Judy Sgro Liberal Humber River—Black Creek, ON

No matter how many times a day we do that, we still get stuck sometimes, so thank you, Mr. Chair.

Witnesses, there aren't words enough to be able to share my sincerity and gratitude to all of you for the important work that you do. You're the unsung heroes for so, so many people around the world. We're all wound up here with our own issues with COVID, and we have to be reminded that there are millions of people who are suffering and who will have a much harder time ever getting access to vaccinations and to the medication and so on, if they get any of it.

Can any of you mention to me what are you doing regarding COVID? Are they getting tested? How many people are actually able to get tested, whether it's in Colombia or in Bangladesh? I'm sure you don't have access to a lot of testing equipment, do you?

Whoever would like to lead off on that....

Mr. Belliveau?

7:50 p.m.

Executive Director, Doctors Without Borders

Joe Belliveau

Sorry. Same as you, I had to find that unmute button.
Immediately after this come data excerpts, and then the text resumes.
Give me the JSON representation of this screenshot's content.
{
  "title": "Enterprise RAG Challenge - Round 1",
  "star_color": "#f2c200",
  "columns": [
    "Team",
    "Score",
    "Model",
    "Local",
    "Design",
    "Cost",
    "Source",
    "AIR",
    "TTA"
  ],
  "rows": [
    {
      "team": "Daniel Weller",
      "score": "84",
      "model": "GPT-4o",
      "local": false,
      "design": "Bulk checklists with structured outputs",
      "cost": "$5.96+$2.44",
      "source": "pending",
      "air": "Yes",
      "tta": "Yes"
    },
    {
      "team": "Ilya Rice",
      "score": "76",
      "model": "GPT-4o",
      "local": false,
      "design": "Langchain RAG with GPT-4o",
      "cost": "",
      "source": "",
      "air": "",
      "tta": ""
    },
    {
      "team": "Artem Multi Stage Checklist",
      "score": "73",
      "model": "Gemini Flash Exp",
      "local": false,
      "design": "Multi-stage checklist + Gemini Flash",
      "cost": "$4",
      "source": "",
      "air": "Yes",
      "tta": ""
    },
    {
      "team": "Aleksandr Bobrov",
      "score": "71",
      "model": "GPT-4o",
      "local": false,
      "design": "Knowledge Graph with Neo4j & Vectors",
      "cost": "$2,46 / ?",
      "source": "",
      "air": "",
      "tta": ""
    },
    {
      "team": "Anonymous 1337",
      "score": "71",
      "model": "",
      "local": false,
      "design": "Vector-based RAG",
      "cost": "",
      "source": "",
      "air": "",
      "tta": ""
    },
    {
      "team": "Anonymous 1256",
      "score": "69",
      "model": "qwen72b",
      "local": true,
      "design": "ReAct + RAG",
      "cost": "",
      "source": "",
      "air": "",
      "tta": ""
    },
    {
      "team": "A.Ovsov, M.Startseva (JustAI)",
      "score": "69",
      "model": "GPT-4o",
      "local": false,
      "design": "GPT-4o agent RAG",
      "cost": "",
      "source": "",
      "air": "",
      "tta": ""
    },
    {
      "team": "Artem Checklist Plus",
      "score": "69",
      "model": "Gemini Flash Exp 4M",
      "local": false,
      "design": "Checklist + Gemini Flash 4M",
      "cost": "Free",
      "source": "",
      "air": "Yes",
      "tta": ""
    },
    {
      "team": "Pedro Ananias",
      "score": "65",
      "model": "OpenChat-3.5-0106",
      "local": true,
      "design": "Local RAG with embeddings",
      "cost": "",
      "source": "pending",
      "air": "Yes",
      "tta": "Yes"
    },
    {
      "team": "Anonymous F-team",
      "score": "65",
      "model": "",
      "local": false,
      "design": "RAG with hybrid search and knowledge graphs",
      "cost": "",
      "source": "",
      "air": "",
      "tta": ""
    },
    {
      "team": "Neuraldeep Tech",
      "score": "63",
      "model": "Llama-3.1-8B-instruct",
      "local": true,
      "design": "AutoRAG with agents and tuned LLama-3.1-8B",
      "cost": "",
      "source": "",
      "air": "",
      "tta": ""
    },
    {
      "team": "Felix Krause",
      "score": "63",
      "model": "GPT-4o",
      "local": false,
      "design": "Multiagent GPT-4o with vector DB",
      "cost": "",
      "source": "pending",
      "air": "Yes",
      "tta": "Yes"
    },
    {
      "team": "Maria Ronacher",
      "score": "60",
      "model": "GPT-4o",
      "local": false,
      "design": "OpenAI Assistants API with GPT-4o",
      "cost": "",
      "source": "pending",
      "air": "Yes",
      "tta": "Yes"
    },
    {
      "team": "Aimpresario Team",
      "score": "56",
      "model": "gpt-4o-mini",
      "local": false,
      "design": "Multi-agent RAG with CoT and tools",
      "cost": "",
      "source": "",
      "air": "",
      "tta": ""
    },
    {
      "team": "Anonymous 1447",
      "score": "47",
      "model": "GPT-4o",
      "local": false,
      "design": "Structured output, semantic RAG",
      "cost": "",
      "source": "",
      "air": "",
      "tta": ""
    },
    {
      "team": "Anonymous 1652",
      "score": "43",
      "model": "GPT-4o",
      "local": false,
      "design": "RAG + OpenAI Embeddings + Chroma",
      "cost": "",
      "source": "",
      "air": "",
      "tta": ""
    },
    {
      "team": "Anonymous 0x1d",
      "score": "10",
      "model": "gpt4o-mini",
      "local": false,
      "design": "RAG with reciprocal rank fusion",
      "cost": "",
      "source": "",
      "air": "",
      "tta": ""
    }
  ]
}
Thanks for the remarks. Yes, we do do testing. I can't give you data or figures, and testing has been an issue. It has been a problem—getting access to testing and getting real visibility on how extensive the problem is and how it's been evolving. Even bigger than the testing problem, though, are the secondary impacts, the stigmatization that has gone along with certain groups, especially migrant groups. We've seen that in the Mediterranean. We've seen it in the camps in Cox's Bazar and in Colombia amongst Venezuelans. We've also seen the justification of COVID as a way to restrict movement—movement of people who may get stuck at borders and put in quarantine, movement within camps to health facilities, or movement of the humanitarian responders themselves to be able to get access.

While testing is important and we do it, we see that the bigger issues that we're facing, the bigger humanitarian crisis that we're [Technical difficulty—Editor] a secondary effect.

7:50 p.m.

Liberal

Judy Sgro Liberal Humber River—Black Creek, ON

Dr. Wasty.

7:50 p.m.

Founder and Board Member, OBAT Canada

Dr. Shujaat Wasty

I would echo what Mr. Belliveau just said.

As I mentioned in the opening statement, our capacity had to be diminished. What also we've had to do to adapt our health post to the new COVID reality is designate an isolation corner, as we call it. Our space is obviously already limited in our health post—we offer a lot of services—but we've had to designate space at the health post as an isolation corner. If there is any suspected case of COVID, what would happen would be that we would immediately transfer the patient to that isolation corner and then immediately contact the relevant isolation centre and have them come and transport the patient to the isolation centre. It has required some level of procedural changes. With the space being constrained, we've had to be a bit more efficient with our space, so there have been some health-related changes that have had to be implemented for our health post.